The Language of Retrenchment: A Discourse Analysis of Budget Cutting in Higher Education

Laura J Parson, Jacob P Gross, Alexander Williams
Journal for the Study of Postsecondary and Tertiary Education  •  Volume 4  •  2019  •  pp. 033-048

Using discourse analysis, this study analyzed language used at universities undergoing budget cuts.

In times of economic hardship and declining public support, institutions can generate more revenue or reduce expenditures, referred to as retrenchment, to meet their resource needs. Yet, scholarship on organizational approaches to retrenchment is scarce.

Using critical discourse analysis, this study analyzed public communication from university leadership to employees about budget cuts. To understand how institutionalized structures were negotiated, reinforced, and constructed through language we looked for linguistic patterns in the use of pronouns, affective and epistemic stance, and nominalization in institutional emails.

As educational scholarship on institutional budget cutting behaviors remains almost nonexistent, this study extended understanding of budget cutting behaviors by exploring how university presidents frame budget cuts as a serious problem and persuade stakeholders that their solutions will resolve the budget crisis while minimizing personal harm.

Analysis of corpus data suggested that the language used in SRI and URU’s budget emails was tailored to generate support for university leadership’s authority and plans to resolve the crisis.

Through the lens of poststructuralist thought, findings suggest there is room for electronic communication about budget crises and resolution to be clearer about the organization of power and the location of financial decision-making.

The existing body of knowledge on the language used in retrenchment decision-making is small and triangulation with the literature confirmed findings on a larger scale, more research is needed.

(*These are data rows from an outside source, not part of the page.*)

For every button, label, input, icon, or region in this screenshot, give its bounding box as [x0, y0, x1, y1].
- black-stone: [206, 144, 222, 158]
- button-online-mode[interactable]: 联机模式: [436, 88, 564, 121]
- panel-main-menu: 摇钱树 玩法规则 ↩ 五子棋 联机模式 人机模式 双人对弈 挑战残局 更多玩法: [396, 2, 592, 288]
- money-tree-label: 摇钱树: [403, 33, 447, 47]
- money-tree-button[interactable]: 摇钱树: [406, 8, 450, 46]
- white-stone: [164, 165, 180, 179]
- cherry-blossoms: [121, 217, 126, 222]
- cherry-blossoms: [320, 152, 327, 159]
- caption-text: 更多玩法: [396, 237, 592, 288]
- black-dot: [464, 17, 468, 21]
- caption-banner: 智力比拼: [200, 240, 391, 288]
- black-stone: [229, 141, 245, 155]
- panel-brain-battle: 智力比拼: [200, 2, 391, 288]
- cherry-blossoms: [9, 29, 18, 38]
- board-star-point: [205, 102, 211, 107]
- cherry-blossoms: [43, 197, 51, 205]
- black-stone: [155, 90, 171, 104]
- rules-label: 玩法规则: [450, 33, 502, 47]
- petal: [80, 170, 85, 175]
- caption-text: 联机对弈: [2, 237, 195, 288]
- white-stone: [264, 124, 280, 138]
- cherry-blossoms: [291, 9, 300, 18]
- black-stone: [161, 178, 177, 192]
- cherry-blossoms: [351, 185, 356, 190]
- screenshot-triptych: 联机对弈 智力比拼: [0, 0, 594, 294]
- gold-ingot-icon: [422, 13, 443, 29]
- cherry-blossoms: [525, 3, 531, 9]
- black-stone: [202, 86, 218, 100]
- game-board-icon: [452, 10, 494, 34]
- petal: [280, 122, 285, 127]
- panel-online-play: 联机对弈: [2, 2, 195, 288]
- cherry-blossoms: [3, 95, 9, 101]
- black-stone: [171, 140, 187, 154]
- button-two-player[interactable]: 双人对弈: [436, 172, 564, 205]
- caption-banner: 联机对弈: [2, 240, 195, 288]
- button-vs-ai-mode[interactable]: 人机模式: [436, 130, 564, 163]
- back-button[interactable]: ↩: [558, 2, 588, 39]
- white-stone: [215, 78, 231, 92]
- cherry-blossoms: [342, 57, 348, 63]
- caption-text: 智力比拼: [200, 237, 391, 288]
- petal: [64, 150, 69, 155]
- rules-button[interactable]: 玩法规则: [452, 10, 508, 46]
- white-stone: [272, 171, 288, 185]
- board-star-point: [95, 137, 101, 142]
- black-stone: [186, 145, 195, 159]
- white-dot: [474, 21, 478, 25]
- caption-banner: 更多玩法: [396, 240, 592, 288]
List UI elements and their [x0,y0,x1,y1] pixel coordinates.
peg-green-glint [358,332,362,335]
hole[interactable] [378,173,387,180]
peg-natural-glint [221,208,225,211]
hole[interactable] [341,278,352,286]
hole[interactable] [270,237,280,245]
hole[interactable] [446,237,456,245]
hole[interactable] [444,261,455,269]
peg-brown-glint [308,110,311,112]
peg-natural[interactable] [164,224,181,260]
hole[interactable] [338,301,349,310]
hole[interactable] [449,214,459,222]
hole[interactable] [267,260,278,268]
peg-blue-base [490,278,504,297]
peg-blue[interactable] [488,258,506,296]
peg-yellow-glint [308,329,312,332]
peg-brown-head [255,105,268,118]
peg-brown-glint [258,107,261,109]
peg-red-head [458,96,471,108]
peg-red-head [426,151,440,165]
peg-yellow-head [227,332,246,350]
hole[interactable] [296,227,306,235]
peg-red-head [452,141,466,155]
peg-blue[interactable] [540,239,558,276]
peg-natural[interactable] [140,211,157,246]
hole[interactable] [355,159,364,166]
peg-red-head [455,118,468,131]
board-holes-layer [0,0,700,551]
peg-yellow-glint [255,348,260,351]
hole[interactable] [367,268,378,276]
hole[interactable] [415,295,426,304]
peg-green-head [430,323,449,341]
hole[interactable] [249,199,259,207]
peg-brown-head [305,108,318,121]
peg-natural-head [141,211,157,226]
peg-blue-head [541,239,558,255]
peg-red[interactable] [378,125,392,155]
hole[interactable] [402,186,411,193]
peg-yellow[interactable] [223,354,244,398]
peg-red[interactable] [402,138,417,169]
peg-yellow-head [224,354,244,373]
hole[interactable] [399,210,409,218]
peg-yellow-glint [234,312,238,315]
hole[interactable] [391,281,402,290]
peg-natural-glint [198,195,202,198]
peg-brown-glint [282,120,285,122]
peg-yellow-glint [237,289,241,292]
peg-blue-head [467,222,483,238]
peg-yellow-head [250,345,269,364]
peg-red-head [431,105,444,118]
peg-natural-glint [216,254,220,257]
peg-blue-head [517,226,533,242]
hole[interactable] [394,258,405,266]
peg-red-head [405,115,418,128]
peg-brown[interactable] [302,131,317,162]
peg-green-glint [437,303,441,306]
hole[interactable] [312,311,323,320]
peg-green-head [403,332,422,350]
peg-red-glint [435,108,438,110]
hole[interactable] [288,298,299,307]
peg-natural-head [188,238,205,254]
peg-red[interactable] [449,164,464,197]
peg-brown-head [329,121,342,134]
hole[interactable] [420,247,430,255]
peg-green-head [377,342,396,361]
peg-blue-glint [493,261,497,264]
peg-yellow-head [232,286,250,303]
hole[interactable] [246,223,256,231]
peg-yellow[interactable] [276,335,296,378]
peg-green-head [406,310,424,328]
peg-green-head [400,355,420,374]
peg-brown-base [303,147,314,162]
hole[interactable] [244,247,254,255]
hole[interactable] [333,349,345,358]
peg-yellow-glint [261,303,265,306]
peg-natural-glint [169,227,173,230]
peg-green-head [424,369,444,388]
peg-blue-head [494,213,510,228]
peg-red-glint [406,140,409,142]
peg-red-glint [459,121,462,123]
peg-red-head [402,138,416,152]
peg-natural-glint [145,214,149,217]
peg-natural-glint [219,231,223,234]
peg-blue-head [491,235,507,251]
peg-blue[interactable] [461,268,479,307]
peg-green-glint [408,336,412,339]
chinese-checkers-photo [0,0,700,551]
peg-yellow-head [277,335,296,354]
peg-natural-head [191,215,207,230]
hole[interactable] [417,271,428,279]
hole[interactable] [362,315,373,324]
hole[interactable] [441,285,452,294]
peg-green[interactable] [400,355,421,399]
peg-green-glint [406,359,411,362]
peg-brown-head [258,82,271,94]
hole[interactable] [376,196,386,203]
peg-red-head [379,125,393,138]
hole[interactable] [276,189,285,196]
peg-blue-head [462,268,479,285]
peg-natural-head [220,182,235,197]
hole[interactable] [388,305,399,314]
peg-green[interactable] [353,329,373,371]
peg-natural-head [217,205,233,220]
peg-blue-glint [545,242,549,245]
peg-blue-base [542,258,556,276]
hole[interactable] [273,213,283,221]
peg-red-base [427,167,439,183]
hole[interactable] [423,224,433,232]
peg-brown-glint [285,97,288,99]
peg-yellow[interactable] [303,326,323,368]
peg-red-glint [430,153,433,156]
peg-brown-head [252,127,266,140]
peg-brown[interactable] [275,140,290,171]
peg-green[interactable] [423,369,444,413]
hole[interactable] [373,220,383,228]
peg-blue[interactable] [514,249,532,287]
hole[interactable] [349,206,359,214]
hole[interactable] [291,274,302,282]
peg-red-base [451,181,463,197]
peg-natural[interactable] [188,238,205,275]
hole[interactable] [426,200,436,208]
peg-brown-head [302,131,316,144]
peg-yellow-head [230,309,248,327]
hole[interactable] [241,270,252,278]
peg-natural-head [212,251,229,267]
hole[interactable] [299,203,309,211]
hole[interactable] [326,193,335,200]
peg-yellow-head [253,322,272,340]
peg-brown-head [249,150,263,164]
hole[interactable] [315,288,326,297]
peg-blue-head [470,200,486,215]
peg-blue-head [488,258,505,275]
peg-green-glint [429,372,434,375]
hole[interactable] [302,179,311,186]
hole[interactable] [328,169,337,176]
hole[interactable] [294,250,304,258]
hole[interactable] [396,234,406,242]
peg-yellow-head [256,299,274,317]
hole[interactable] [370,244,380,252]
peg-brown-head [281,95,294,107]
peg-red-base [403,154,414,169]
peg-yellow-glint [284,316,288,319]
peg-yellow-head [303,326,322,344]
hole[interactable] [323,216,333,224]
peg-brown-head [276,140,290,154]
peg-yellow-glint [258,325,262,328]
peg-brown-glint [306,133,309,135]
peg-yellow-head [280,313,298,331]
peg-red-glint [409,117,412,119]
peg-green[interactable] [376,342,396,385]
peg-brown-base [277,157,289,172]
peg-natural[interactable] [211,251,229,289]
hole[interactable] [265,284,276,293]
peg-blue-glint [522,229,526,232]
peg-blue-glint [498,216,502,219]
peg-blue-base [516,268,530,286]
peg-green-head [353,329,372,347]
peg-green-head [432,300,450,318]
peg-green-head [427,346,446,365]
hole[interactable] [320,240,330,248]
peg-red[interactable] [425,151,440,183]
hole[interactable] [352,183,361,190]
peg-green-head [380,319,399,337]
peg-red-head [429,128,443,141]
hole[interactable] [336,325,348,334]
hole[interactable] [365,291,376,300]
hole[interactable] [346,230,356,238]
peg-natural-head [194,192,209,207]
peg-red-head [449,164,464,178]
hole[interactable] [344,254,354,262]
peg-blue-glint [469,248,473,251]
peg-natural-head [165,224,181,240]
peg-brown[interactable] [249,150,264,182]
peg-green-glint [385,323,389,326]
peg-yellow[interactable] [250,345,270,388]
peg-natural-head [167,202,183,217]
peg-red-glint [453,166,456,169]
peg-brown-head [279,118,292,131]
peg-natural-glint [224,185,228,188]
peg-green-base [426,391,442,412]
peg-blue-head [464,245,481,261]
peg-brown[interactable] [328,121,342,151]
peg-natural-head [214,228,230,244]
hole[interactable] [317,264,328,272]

If institutions are seeking transparency, they should use language that clearly communicates the nature of the problem, defines which individuals/groups are creating the plan to return to fiscal stability, and, when decisions are made, outlines the specific details of the plans that include who it will impact and how.

While much of the research has focused on the impact of retrenchment on institutional and student outcomes, these findings suggest that future research should also explore the impact of retrenchment decision-making on faculty and staff outcomes like morale, sense of belonging, and retention and recruitment.